Bunların dışında Osmanlı imparatorluğu sınırları içinde yaşamış her türlü tip perdede yerini almıştır. Bunlardan bazıları: "Rum", "Çingene" "Külhancı", "Pişekâr", "Kavuklu", "Kilci", "Tulumbacılar", "Bekçi", "İmam", "Haham", "Doktor", "Sünnetçi", "Bolulu Aşçı", "Hokkabaz", "Soytarı", "Curcunabazlar", "Köçek", "Cambaz", "Ayvaz Serkis", "Denyo", "Aşık Hasan", "İskele Kâhyası", "Seymenler", "Deliler", "Dansöz", "Bok Ana", "Hımhım", "Kekeme", "Fahişe", "Hermafrodit", "Canan" , "Ferhat", "Tahir", "Yaşar (Karagöz'ün oğlu"), "Sivrikoz" (Hacivat'ın oğlu), Hacivat'ın kızı, Sirin'in annesi, Zühre'nin babası vb.[4]

3 yorum:


  1. KARAGÖZ İLE HACİVAT: PARAYI KİM BULDU
    Karagöz iş bulur. Yedi gün çalışır ve ilk haftalığını alır. Akşamüstü evine dönerken haftalığını kaybeder. Geldiği yoldan geriye döner ve düşürdüğü paralarını aramaya başlar. Diğer yandan da söylenmektedir: " Paracıklarım, paracıklarım, gitti paracıklarım. Keşke paralarım cebimde dursaydı da ben kaybolsaydım. "
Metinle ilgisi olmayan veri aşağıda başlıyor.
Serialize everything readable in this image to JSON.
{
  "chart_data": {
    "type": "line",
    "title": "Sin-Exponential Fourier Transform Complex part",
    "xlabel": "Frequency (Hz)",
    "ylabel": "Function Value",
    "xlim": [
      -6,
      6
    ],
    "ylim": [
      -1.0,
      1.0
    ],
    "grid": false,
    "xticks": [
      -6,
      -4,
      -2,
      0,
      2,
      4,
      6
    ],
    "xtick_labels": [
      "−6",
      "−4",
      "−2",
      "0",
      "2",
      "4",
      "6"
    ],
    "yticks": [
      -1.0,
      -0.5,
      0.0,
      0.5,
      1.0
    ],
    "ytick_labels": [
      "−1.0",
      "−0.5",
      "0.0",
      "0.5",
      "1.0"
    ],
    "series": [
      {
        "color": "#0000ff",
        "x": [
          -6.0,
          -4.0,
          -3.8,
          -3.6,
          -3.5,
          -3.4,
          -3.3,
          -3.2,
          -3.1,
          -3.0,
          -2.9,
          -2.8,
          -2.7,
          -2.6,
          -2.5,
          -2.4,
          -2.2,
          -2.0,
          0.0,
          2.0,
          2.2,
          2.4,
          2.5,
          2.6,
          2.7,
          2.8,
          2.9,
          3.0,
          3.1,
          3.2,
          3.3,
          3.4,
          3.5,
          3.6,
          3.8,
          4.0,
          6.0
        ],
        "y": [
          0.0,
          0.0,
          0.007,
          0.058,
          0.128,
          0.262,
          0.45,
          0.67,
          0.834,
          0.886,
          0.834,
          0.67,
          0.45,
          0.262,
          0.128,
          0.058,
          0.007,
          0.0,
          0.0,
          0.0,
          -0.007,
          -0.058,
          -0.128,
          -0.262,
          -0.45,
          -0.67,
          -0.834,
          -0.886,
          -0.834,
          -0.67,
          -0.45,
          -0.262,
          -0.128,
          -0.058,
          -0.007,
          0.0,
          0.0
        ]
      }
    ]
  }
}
    Aynı saatte evine dönmekte olan Hacivat Karagöz'le karşılaşır.
    Hacivat: " Hayrola Karagözüm, yanımdan geçersin beni görmezsin. Paracıklarım dersin. Para mı kaybettin? "
    Karagöz: " Hiç sorma Hacivat. Haftalık almıştım, onu kaybettim. "
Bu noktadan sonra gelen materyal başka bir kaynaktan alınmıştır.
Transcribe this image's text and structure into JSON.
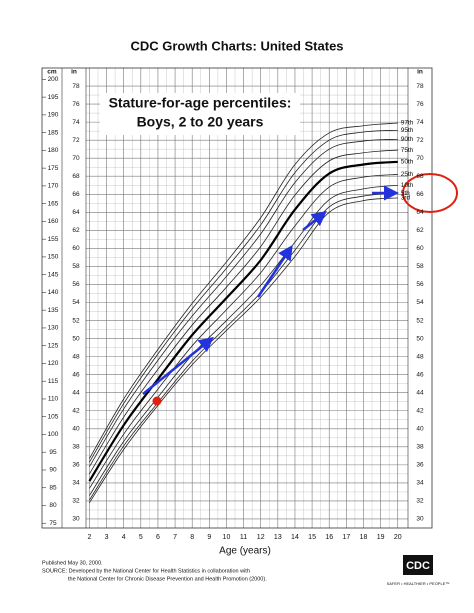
{
  "chart_data": {
    "type": "line",
    "title": "CDC Growth Charts: United States",
    "subtitle_lines": [
      "Stature-for-age percentiles:",
      "Boys, 2 to 20 years"
    ],
    "x_label": "Age (years)",
    "y_label": "in",
    "y2_label": "cm",
    "y_right_label": "in",
    "x": [
      2,
      4,
      6,
      8,
      10,
      12,
      14,
      16,
      18,
      20
    ],
    "xlim": [
      1.8,
      20.6
    ],
    "xticks": [
      2,
      3,
      4,
      5,
      6,
      7,
      8,
      9,
      10,
      11,
      12,
      13,
      14,
      15,
      16,
      17,
      18,
      19,
      20
    ],
    "ylim": [
      29,
      80
    ],
    "yticks": [
      30,
      32,
      34,
      36,
      38,
      40,
      42,
      44,
      46,
      48,
      50,
      52,
      54,
      56,
      58,
      60,
      62,
      64,
      66,
      68,
      70,
      72,
      74,
      76,
      78
    ],
    "y2lim": [
      73.66,
      203.2
    ],
    "y2ticks": [
      75,
      80,
      85,
      90,
      95,
      100,
      105,
      110,
      115,
      120,
      125,
      130,
      135,
      140,
      145,
      150,
      155,
      160,
      165,
      170,
      175,
      180,
      185,
      190,
      195,
      200
    ],
    "grid": true,
    "series": [
      {
        "name": "97th",
        "color": "#222222",
        "values": [
          36.7,
          43.3,
          48.8,
          53.9,
          58.5,
          63.4,
          69.3,
          72.8,
          73.6,
          73.9
        ]
      },
      {
        "name": "95th",
        "color": "#222222",
        "values": [
          36.3,
          42.8,
          48.3,
          53.3,
          57.8,
          62.6,
          68.4,
          72.0,
          72.9,
          73.1
        ]
      },
      {
        "name": "90th",
        "color": "#222222",
        "values": [
          35.8,
          42.2,
          47.6,
          52.5,
          56.9,
          61.6,
          67.3,
          71.0,
          71.9,
          72.1
        ]
      },
      {
        "name": "75th",
        "color": "#222222",
        "values": [
          35.0,
          41.3,
          46.6,
          51.5,
          55.7,
          60.2,
          65.9,
          69.7,
          70.6,
          70.9
        ]
      },
      {
        "name": "50th",
        "color": "#000000",
        "values": [
          34.2,
          40.4,
          45.5,
          50.4,
          54.5,
          58.7,
          64.3,
          68.3,
          69.3,
          69.6
        ]
      },
      {
        "name": "25th",
        "color": "#222222",
        "values": [
          33.4,
          39.4,
          44.4,
          49.2,
          53.2,
          57.3,
          62.5,
          66.8,
          67.9,
          68.2
        ]
      },
      {
        "name": "10th",
        "color": "#222222",
        "values": [
          32.6,
          38.6,
          43.5,
          48.2,
          52.0,
          55.9,
          60.7,
          65.4,
          66.6,
          67.0
        ]
      },
      {
        "name": "5th",
        "color": "#222222",
        "values": [
          32.1,
          38.1,
          42.9,
          47.5,
          51.3,
          55.1,
          59.8,
          64.6,
          65.8,
          66.1
        ]
      },
      {
        "name": "3rd",
        "color": "#222222",
        "values": [
          31.8,
          37.7,
          42.6,
          47.1,
          50.9,
          54.6,
          59.1,
          64.0,
          65.3,
          65.6
        ]
      }
    ],
    "footer_lines": [
      "Published May 30, 2000.",
      "SOURCE: Developed by the National Center for Health Statistics in collaboration with",
      "the National Center for Chronic Disease Prevention and Health Promotion (2000)."
    ],
    "logo_text": "CDC",
    "logo_tagline": "SAFER • HEALTHIER • PEOPLE™"
  }
}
    Hacivat: " Bir gören, bir bulan yok mu? "
    Karagöz: " Dört gören, beş bulan var. Canımı sıkma, canını yakarım. "
    Hacivat: " Aman Karagözüm kızma. Para kaybedince ararsın bulamazsan, kadıya gidersin. "
    Karagöz: " Hı. "
    Hacivat: " Para kaybettin, aradın bulamadın, ne yaparsın? Kadıya gidersin. "
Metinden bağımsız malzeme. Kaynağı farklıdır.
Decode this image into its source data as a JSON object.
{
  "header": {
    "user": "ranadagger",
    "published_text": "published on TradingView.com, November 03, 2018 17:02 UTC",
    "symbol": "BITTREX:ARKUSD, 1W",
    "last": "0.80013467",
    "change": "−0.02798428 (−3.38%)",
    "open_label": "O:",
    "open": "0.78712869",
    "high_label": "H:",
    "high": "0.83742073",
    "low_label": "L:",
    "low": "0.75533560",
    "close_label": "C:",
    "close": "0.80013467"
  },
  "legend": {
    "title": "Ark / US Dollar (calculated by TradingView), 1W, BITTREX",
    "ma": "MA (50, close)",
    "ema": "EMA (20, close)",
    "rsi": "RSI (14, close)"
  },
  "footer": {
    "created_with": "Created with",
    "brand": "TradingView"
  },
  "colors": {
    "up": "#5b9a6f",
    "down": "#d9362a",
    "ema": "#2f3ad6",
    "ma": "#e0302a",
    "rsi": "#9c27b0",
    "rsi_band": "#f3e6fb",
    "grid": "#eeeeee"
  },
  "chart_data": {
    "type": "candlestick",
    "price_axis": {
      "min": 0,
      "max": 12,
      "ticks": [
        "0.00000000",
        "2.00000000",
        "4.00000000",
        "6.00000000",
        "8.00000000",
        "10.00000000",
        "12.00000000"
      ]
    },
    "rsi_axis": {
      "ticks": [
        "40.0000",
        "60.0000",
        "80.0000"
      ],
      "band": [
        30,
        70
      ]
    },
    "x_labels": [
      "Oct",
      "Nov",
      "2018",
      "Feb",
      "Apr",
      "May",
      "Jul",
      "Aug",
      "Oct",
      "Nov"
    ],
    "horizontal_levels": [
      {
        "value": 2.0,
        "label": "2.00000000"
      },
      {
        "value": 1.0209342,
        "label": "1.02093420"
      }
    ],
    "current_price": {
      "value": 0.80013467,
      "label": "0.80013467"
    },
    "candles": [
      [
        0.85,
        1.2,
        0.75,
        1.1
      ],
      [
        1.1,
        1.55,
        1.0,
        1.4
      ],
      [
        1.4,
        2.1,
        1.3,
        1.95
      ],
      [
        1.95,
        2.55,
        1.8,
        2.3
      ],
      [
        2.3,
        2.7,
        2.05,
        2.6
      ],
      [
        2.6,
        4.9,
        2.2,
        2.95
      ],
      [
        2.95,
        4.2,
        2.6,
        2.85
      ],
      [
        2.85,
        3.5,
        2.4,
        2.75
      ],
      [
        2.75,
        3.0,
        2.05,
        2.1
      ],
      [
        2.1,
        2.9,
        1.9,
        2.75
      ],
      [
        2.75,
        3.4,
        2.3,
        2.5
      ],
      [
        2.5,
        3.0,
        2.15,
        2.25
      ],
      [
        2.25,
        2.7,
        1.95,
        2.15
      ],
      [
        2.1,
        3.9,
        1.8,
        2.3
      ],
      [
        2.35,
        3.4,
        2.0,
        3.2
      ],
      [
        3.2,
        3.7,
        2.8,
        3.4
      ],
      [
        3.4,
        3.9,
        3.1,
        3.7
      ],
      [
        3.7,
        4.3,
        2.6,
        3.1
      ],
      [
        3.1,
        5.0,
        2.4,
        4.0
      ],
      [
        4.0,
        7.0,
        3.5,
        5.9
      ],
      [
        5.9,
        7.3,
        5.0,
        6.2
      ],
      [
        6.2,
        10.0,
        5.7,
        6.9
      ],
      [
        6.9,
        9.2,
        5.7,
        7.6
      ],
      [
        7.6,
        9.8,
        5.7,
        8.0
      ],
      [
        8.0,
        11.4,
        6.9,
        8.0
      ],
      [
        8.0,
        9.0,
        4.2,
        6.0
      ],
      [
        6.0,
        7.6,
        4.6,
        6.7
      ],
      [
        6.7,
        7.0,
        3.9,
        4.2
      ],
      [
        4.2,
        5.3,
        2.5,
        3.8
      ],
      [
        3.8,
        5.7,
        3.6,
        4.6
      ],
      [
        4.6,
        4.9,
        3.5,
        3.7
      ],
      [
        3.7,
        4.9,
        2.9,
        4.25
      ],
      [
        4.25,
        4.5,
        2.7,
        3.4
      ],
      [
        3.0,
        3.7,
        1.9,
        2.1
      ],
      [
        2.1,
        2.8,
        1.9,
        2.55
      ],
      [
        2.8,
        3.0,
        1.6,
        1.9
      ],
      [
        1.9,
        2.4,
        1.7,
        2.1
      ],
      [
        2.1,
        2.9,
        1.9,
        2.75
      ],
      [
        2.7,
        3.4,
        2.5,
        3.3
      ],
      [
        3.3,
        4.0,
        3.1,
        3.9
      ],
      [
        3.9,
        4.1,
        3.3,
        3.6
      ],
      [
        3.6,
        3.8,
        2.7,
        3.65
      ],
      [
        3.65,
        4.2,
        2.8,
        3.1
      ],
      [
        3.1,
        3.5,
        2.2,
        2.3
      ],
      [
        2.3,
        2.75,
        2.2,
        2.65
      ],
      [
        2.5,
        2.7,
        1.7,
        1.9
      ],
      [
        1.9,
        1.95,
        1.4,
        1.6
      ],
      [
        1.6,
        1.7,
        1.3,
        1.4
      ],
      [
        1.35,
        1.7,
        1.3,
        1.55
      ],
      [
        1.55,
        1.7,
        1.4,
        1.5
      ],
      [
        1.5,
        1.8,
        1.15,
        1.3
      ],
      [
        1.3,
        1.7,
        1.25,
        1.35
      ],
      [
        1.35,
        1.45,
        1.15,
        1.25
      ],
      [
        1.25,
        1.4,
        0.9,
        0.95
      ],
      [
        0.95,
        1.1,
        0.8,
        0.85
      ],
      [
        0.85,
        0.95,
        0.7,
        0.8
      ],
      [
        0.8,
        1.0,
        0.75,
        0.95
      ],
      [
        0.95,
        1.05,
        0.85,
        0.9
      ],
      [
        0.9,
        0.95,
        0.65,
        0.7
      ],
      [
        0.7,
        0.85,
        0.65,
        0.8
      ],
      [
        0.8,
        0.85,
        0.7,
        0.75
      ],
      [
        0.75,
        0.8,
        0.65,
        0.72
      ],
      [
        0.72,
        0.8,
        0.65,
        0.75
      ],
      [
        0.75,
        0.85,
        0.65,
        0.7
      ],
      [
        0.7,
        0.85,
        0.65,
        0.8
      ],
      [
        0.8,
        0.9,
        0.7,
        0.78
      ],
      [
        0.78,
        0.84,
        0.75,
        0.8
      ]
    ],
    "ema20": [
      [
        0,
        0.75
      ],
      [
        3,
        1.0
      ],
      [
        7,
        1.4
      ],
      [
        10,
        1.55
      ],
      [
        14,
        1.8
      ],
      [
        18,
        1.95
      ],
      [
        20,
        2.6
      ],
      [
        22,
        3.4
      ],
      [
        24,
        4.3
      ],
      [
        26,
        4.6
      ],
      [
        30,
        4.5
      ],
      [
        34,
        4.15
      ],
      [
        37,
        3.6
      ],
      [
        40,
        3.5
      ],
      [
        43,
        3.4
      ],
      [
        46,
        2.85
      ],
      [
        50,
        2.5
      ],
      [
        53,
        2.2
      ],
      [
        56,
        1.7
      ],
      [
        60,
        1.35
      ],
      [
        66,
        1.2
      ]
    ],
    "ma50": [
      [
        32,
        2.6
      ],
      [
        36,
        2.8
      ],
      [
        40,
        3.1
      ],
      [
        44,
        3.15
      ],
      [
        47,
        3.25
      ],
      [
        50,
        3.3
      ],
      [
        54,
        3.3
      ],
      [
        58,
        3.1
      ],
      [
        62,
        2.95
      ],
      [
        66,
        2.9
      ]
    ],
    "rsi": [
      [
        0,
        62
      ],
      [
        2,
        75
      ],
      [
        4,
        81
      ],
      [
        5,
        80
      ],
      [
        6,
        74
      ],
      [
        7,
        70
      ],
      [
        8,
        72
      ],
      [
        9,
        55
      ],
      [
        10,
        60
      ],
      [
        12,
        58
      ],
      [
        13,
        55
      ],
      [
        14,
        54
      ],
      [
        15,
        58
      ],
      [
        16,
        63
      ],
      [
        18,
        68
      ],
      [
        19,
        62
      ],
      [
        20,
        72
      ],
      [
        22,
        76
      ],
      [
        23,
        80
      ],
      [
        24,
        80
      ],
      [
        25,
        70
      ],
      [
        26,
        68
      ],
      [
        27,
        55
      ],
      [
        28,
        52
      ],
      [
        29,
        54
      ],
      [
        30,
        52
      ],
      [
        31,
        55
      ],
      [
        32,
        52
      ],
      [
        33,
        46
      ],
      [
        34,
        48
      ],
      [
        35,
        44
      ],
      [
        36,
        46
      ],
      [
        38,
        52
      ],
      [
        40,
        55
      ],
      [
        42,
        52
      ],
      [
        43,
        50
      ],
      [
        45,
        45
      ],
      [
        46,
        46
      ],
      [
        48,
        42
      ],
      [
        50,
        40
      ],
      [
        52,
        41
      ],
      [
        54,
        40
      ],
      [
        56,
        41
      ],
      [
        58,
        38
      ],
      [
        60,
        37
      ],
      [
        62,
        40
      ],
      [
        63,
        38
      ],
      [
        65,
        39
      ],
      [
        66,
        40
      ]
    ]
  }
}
    Karagöz: " Demek paramı kadı bulmuş. "
    Hacivat: " Kadının para falan bulduğu yok. Parayı bulan kadıya bırakır. Kaybeden kadıya gider. Para kadıdaysa parasını alır. "
    Karagöz: " Ya para kadıda yoksa. "
    Hacivat: " O zaman avcunu yalar. "
    Karagöz: " Yani şimdi avcumu yalarsam param bulunur mu? "
    Hacivat: " Nereni yalarsan yala paran bulunmaz. "
    Karagöz: " Ne yapmak gerekir? "
    Hacivat: " Kadıya gitmek gerekir. Buyur Karagözüm, önden sen yürü. "
    Karagöz: " Önden ben yürümem, yan yana gidelim. "
    Hacivat ile Karagöz kadıya giderler. Yolda para bulan birisi parayı getirip kadıya teslim etmiştir. Fakat paranın sahibinin kim olduğunu bilmemektedir. Karagöz'ün haftalığını kaybettiğini öğrenen Hacivat onu kadıya yönlendirir, çünkü Karagöz'ün kaybettiği parayı bulan Hacivat'tır.

    YanıtlaSil

  2. KARAGÖZ İLE HACİVAT: TUZSUZ DELİ BEKİR
    Karagöz ile Hacivat yolda karşılaşır. Ramazan ayının birinci günüdür.
    Hacivat: " Ramazan-ı şerifler hayrolsun Karagözüm. "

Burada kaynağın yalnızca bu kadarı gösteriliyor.